Le dispositif de recontact des personnes hospitalisées à la suite d'une tentative de suicide (TS), VigilanS, diminue de 38 % le risque d'un nouveau passage à l'âge, rapporte Santé publique France à l'occasion de la journée mondiale de prévention du suicide, ce 10 septembre.
Lancé en 2015 dans le Nord-Pas-de-Calais, VigilanS est un dispositif qui consiste à recontacter régulièrement des patients ayant été hospitalisés pour une crise suicidaire. Dix à vingt jours après l'hospitalisation, une équipe de « vigilanseurs » les appelle ou, en cas d'échec, leur envoie des cartes postales. Sans oublier que tous se sont vu remettre une carte ressource avec un numéro à appeler en cas de besoin. La veille dure six mois, renouvelable, avec des comptes rendus envoyés au psychiatre ou au médecin traitant.

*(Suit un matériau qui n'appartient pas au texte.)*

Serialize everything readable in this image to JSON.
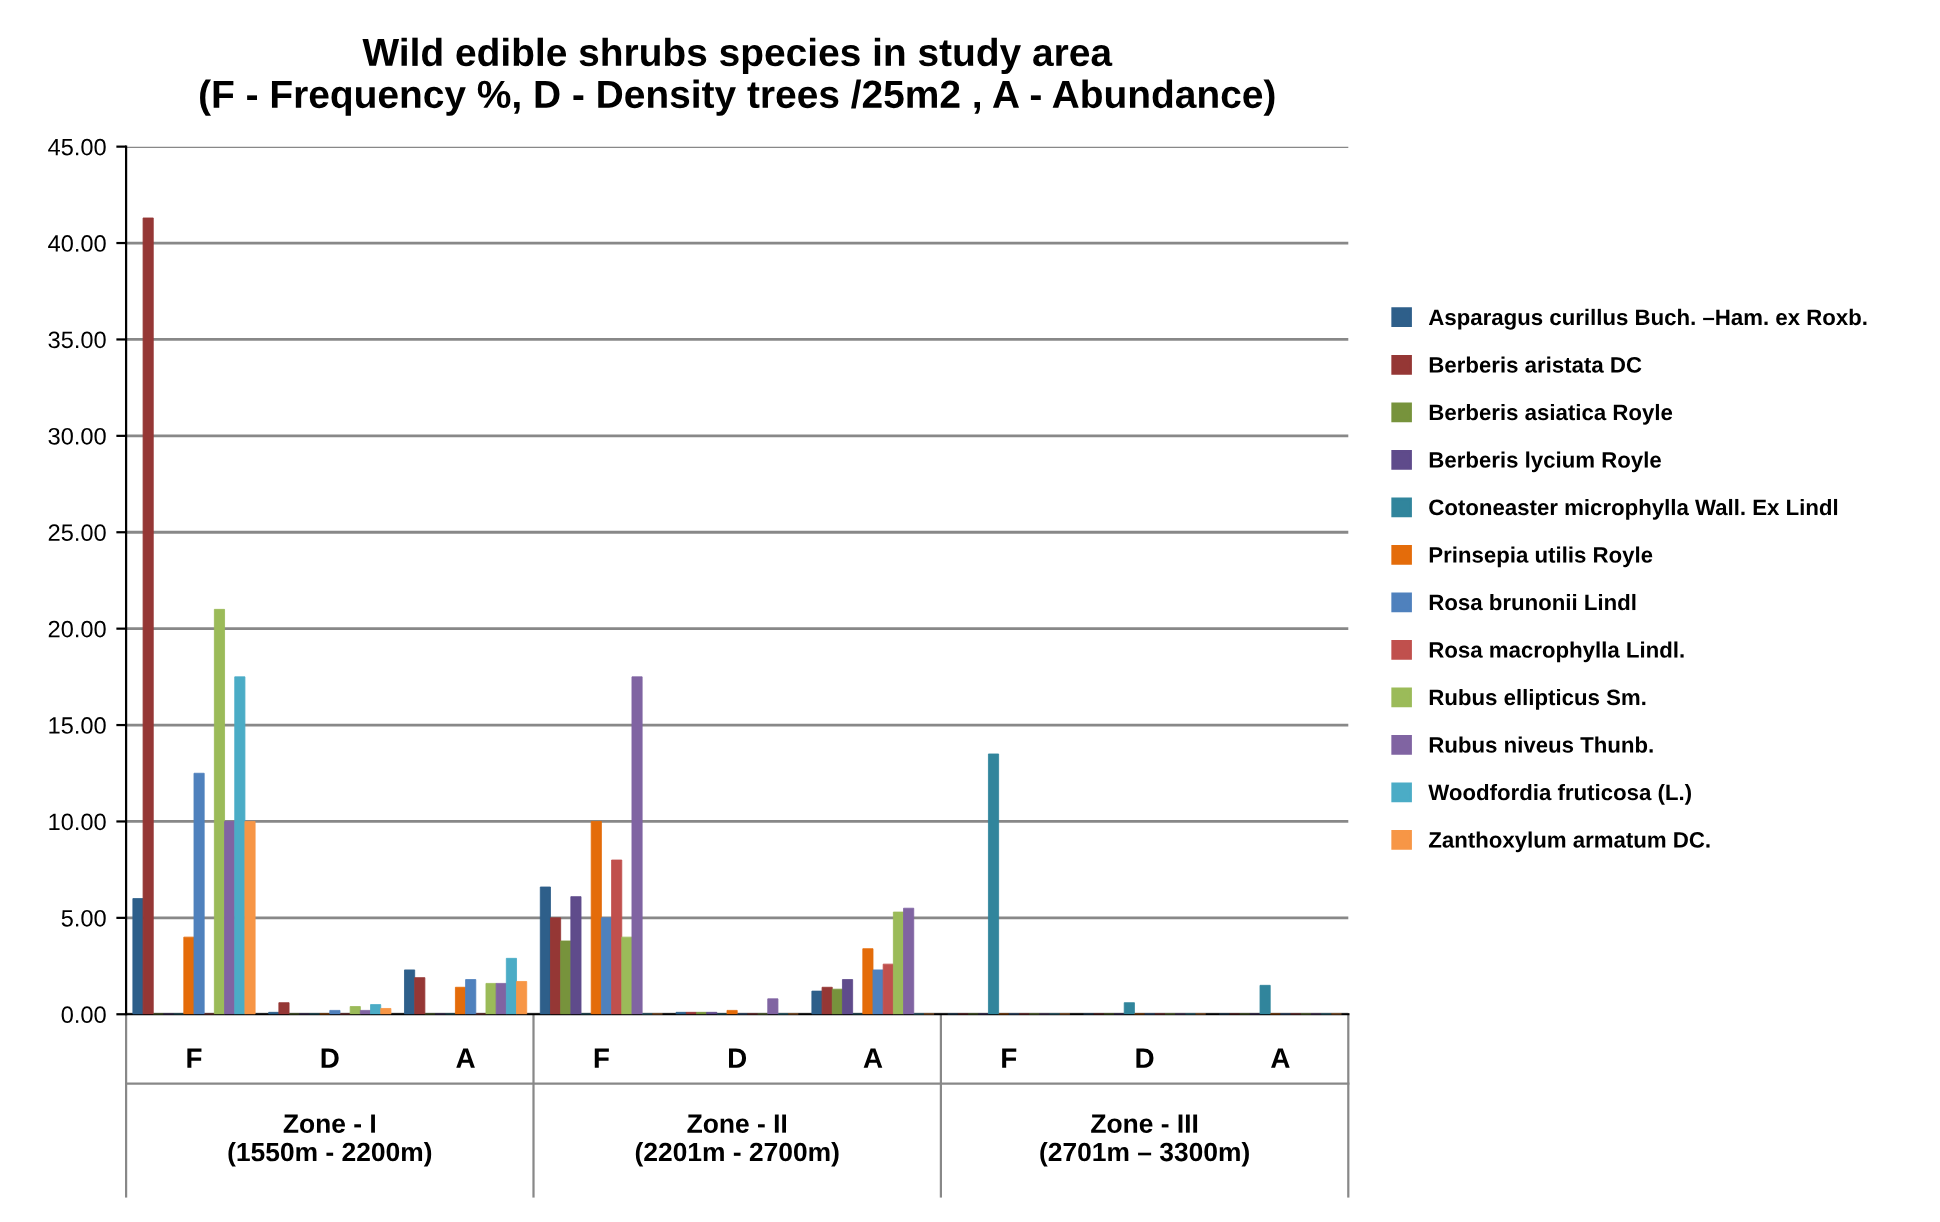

À la demande de la Direction générale de la santé, Santé publique France a mesuré son efficacité sur la période 2015-2017 dans les six premiers territoires l’ayant expérimenté : Nord-Pas-de-Calais, Bretagne, Haute et Basse-Normandie, Languedoc-Roussillon et Jura.
Efficacité identique selon le sexe et les antécédents de TS
L’évaluation a porté sur 23 146 patients ayant fait une tentative de suicide, dont la moitié a bénéficié du dispositif, et l'autre non. Leurs données, tirées des bases du système national des données de santé (SNDS) et/ou des bases de passage aux urgences (Oscour) ont été analysées sur une période d'un an.
Dans le premier groupe, 3 214 réitérations suicidaires ont été identifiées contre 5 014 pour les patients hors dispositif. Soit une diminution de 38 % du risque de réitération suicidaire (passage aux urgences ou hospitalisation pour tentative de suicide ou décès par suicide) dans les 12 mois suivant leur tentative de suicide chez les patients VigilanS. En outre, le groupe des patients recontactés déplore moins de décès (61) que le groupe hors dispositif (77). « C'est une diminution très significative, et pas si fréquente en matière de santé publique », analyse auprès du « Quotidien » le Pr Guillaume Vaiva*, co-fondateur du dispositif, pilote de la mission nationale VigilanS.
De plus, l’efficacité du dispositif est observée quel que soit le sexe et qu’il s’agisse de la première tentative de suicide (-37 %) ou d'une récidive (-39 %).
Un intérêt économique
Par ailleurs, VigilanS s'avère « rentable », d'un point de vue économique : investir un euro dans le dispositif permettrait d'économiser deux euros de coût de santé. En moyenne, 248 euros de coûts de santé seraient ainsi économisés pour chaque patient inclus dans VigilanS. « Ces estimations, basées sur des chiffres anciens, sont probablement sous-estimées. Un euro dans VigilanS économiserait plutôt sept euros », précise le Pr Vaiva.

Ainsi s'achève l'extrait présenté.